I can bring a moral to bear here which shows the difference between theoretical morals and practical morals. Theoretical morals are the sort you get on your mother’s knee, in good books, and from the pulpit. You gather them in your head, and not in your heart; they are theory without practice. Without the assistance of practice to perfect them, it is difficult to teach a child to “be honest, don’t steal.”
I will teach you how it should be done, lead you into temptation, teach you how to steal, so that you may recognize when you have stolen and feel the proper pangs. It is no good going round and bragging that you have never taken the chair.
As by the fires of experience, so by commission of crime, you learn real morals. Commit all the crimes, familiarize yourself with all sins, take them in rotation (there are only two or three thousand of them), stick to it, commit two or three every day, and by and by you will be proof against them. When you are through you will be proof against all sins and morally perfect. You will be vaccinated against every possible commission of them. This is the only way.
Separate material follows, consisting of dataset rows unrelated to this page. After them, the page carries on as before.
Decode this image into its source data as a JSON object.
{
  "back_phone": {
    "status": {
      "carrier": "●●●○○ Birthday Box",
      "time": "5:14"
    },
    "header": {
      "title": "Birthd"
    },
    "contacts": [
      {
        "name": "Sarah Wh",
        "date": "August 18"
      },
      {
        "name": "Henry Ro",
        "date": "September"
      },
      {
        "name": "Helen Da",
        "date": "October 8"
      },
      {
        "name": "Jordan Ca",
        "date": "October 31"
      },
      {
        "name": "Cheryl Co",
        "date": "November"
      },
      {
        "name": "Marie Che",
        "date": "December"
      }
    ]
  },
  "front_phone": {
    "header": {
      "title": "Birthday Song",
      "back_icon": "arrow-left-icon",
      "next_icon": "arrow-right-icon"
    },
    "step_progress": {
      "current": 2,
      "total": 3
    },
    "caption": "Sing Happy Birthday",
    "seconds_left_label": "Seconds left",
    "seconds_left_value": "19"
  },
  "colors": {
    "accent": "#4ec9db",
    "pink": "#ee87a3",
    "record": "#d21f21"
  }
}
Appropriately, Sam followed with the story of the stolen watermelon [MT Speaking 330-2]. *Chairman who
introduced Mark Twain: George Grossmith (1847-1912); British comedian.
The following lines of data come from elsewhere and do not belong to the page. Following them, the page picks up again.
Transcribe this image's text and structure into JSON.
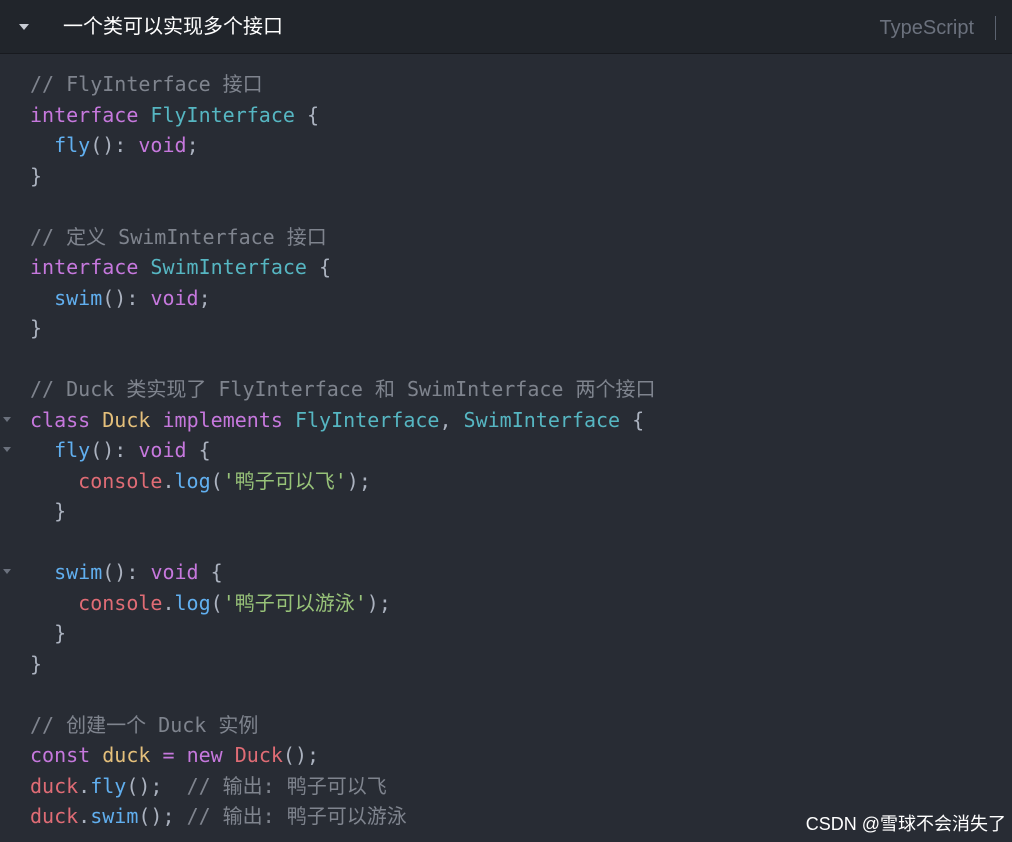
{
  "header": {
    "title": "一个类可以实现多个接口",
    "language": "TypeScript"
  },
  "code": {
    "lines": [
      {
        "fold": false,
        "indent": 0,
        "tokens": [
          {
            "t": "// FlyInterface 接口",
            "c": "comment"
          }
        ]
      },
      {
        "fold": false,
        "indent": 0,
        "tokens": [
          {
            "t": "interface",
            "c": "keyword"
          },
          {
            "t": " ",
            "c": "punct"
          },
          {
            "t": "FlyInterface",
            "c": "type"
          },
          {
            "t": " {",
            "c": "punct"
          }
        ]
      },
      {
        "fold": false,
        "indent": 1,
        "tokens": [
          {
            "t": "fly",
            "c": "func"
          },
          {
            "t": "(): ",
            "c": "punct"
          },
          {
            "t": "void",
            "c": "keyword"
          },
          {
            "t": ";",
            "c": "punct"
          }
        ]
      },
      {
        "fold": false,
        "indent": 0,
        "tokens": [
          {
            "t": "}",
            "c": "punct"
          }
        ]
      },
      {
        "fold": false,
        "indent": 0,
        "tokens": []
      },
      {
        "fold": false,
        "indent": 0,
        "tokens": [
          {
            "t": "// 定义 SwimInterface 接口",
            "c": "comment"
          }
        ]
      },
      {
        "fold": false,
        "indent": 0,
        "tokens": [
          {
            "t": "interface",
            "c": "keyword"
          },
          {
            "t": " ",
            "c": "punct"
          },
          {
            "t": "SwimInterface",
            "c": "type"
          },
          {
            "t": " {",
            "c": "punct"
          }
        ]
      },
      {
        "fold": false,
        "indent": 1,
        "tokens": [
          {
            "t": "swim",
            "c": "func"
          },
          {
            "t": "(): ",
            "c": "punct"
          },
          {
            "t": "void",
            "c": "keyword"
          },
          {
            "t": ";",
            "c": "punct"
          }
        ]
      },
      {
        "fold": false,
        "indent": 0,
        "tokens": [
          {
            "t": "}",
            "c": "punct"
          }
        ]
      },
      {
        "fold": false,
        "indent": 0,
        "tokens": []
      },
      {
        "fold": false,
        "indent": 0,
        "tokens": [
          {
            "t": "// Duck 类实现了 FlyInterface 和 SwimInterface 两个接口",
            "c": "comment"
          }
        ]
      },
      {
        "fold": true,
        "indent": 0,
        "tokens": [
          {
            "t": "class",
            "c": "keyword"
          },
          {
            "t": " ",
            "c": "punct"
          },
          {
            "t": "Duck",
            "c": "class"
          },
          {
            "t": " ",
            "c": "punct"
          },
          {
            "t": "implements",
            "c": "keyword"
          },
          {
            "t": " ",
            "c": "punct"
          },
          {
            "t": "FlyInterface",
            "c": "type"
          },
          {
            "t": ", ",
            "c": "punct"
          },
          {
            "t": "SwimInterface",
            "c": "type"
          },
          {
            "t": " {",
            "c": "punct"
          }
        ]
      },
      {
        "fold": true,
        "indent": 1,
        "tokens": [
          {
            "t": "fly",
            "c": "func"
          },
          {
            "t": "(): ",
            "c": "punct"
          },
          {
            "t": "void",
            "c": "keyword"
          },
          {
            "t": " {",
            "c": "punct"
          }
        ]
      },
      {
        "fold": false,
        "indent": 2,
        "tokens": [
          {
            "t": "console",
            "c": "var"
          },
          {
            "t": ".",
            "c": "punct"
          },
          {
            "t": "log",
            "c": "func"
          },
          {
            "t": "(",
            "c": "punct"
          },
          {
            "t": "'鸭子可以飞'",
            "c": "string"
          },
          {
            "t": ");",
            "c": "punct"
          }
        ]
      },
      {
        "fold": false,
        "indent": 1,
        "tokens": [
          {
            "t": "}",
            "c": "punct"
          }
        ]
      },
      {
        "fold": false,
        "indent": 0,
        "tokens": []
      },
      {
        "fold": true,
        "indent": 1,
        "tokens": [
          {
            "t": "swim",
            "c": "func"
          },
          {
            "t": "(): ",
            "c": "punct"
          },
          {
            "t": "void",
            "c": "keyword"
          },
          {
            "t": " {",
            "c": "punct"
          }
        ]
      },
      {
        "fold": false,
        "indent": 2,
        "tokens": [
          {
            "t": "console",
            "c": "var"
          },
          {
            "t": ".",
            "c": "punct"
          },
          {
            "t": "log",
            "c": "func"
          },
          {
            "t": "(",
            "c": "punct"
          },
          {
            "t": "'鸭子可以游泳'",
            "c": "string"
          },
          {
            "t": ");",
            "c": "punct"
          }
        ]
      },
      {
        "fold": false,
        "indent": 1,
        "tokens": [
          {
            "t": "}",
            "c": "punct"
          }
        ]
      },
      {
        "fold": false,
        "indent": 0,
        "tokens": [
          {
            "t": "}",
            "c": "punct"
          }
        ]
      },
      {
        "fold": false,
        "indent": 0,
        "tokens": []
      },
      {
        "fold": false,
        "indent": 0,
        "tokens": [
          {
            "t": "// 创建一个 Duck 实例",
            "c": "comment"
          }
        ]
      },
      {
        "fold": false,
        "indent": 0,
        "tokens": [
          {
            "t": "const",
            "c": "keyword"
          },
          {
            "t": " ",
            "c": "punct"
          },
          {
            "t": "duck",
            "c": "class"
          },
          {
            "t": " ",
            "c": "punct"
          },
          {
            "t": "=",
            "c": "keyword"
          },
          {
            "t": " ",
            "c": "punct"
          },
          {
            "t": "new",
            "c": "keyword"
          },
          {
            "t": " ",
            "c": "punct"
          },
          {
            "t": "Duck",
            "c": "var"
          },
          {
            "t": "();",
            "c": "punct"
          }
        ]
      },
      {
        "fold": false,
        "indent": 0,
        "tokens": [
          {
            "t": "duck",
            "c": "var"
          },
          {
            "t": ".",
            "c": "punct"
          },
          {
            "t": "fly",
            "c": "func"
          },
          {
            "t": "();  ",
            "c": "punct"
          },
          {
            "t": "// 输出: 鸭子可以飞",
            "c": "comment"
          }
        ]
      },
      {
        "fold": false,
        "indent": 0,
        "tokens": [
          {
            "t": "duck",
            "c": "var"
          },
          {
            "t": ".",
            "c": "punct"
          },
          {
            "t": "swim",
            "c": "func"
          },
          {
            "t": "(); ",
            "c": "punct"
          },
          {
            "t": "// 输出: 鸭子可以游泳",
            "c": "comment"
          }
        ]
      }
    ]
  },
  "watermark": "CSDN @雪球不会消失了",
  "icons": {
    "collapse": "caret-down-icon",
    "fold": "fold-arrow-icon"
  }
}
June 30 Friday – In London, Livy wrote for Sam to Andrew Chatto, asking details for a watch she’d rec’d and wanted to exchange for a fancier case. She also wanted to enclose a letter from Mr. Blair, which Sam wanted sent. Sam had been trying for two days to get down to see Chatto and expected to go in the morning, but thought Chatto might like to see the letter and consider it first [MTP].
Sam’s notebook: “Tea—Max O’Rell’s. Stanleys. 8 Acacia Road, N.W” [NB 40 TS 57].
Harper & Brothers statement of this date credits Clemens with $1,562.71, payable Nov. 1899 [1899 financial file MTP].
July – Anne E. Keeling’s article, “American Humour: Mark Twain,” ran in the London Quarterly Review, p.147-62. Tenney: “(Source: Asselineau (1954), No. 18; reprinted in Anderson (1971), pp. 221-27.) Discusses the joking in IA, the irreverence in CY, the indictment of slavery in PW and FE, calling MT ‘this sturdy foe of oppression and injustice, this lover of the heroic and the magnanimous…who still continues to provide clean, wholesome food for laughter, under the familiar style of Mark Twain’” [30-1].
Charles Johnston’s article in Atlantic Monthly, “The True American Spirit in Literature,” p. 29-35 refers to Mark Twain, Harte, Cable, and Mary E. Wilkins Freeman, to show his idea that American literature is characterized by “light without color, and definition without atmosphere.” (At least this is true of Harte’s writings.) America lacks a sense of history, folklore and romance. Twain is referred to as “the greatest writer of them all, the greatest that this New World has yet seen.” Johnson also remarks on Sam’s “absence of religious sentiment,” and cites Buck Fanshaw’s funeral as an example of irreverence towards aristocrats [Wells 25].
July 1 Saturday – In London, England, Sam replied to Francis H. Skrine (Skrine’s not extant), after a visit proved the Skrine’s were not home.
Alas, we shall then be far out on the briny deep, & between this & then I see no chance for us to get together, on account of interfering engagements; but we shall be back by October, & then we shan’t have any difficulty about managing it. We were hoping to catch you at home today & say good-bye, but luck was against us—you were out [MTP].
Sam also wrote an aphorism-inscription for Afsa Horner in an autograph album: “To Afsa Horner: / Always be good & dutiful when it is handy, & never tell a lie except when it will get somebody into trouble that deserves it. / Truly Yours / Mark Twain / July 1, 1899” [MTP].
SLC used mourning border for most letters from Susy’s death on, then from Livy’s death on.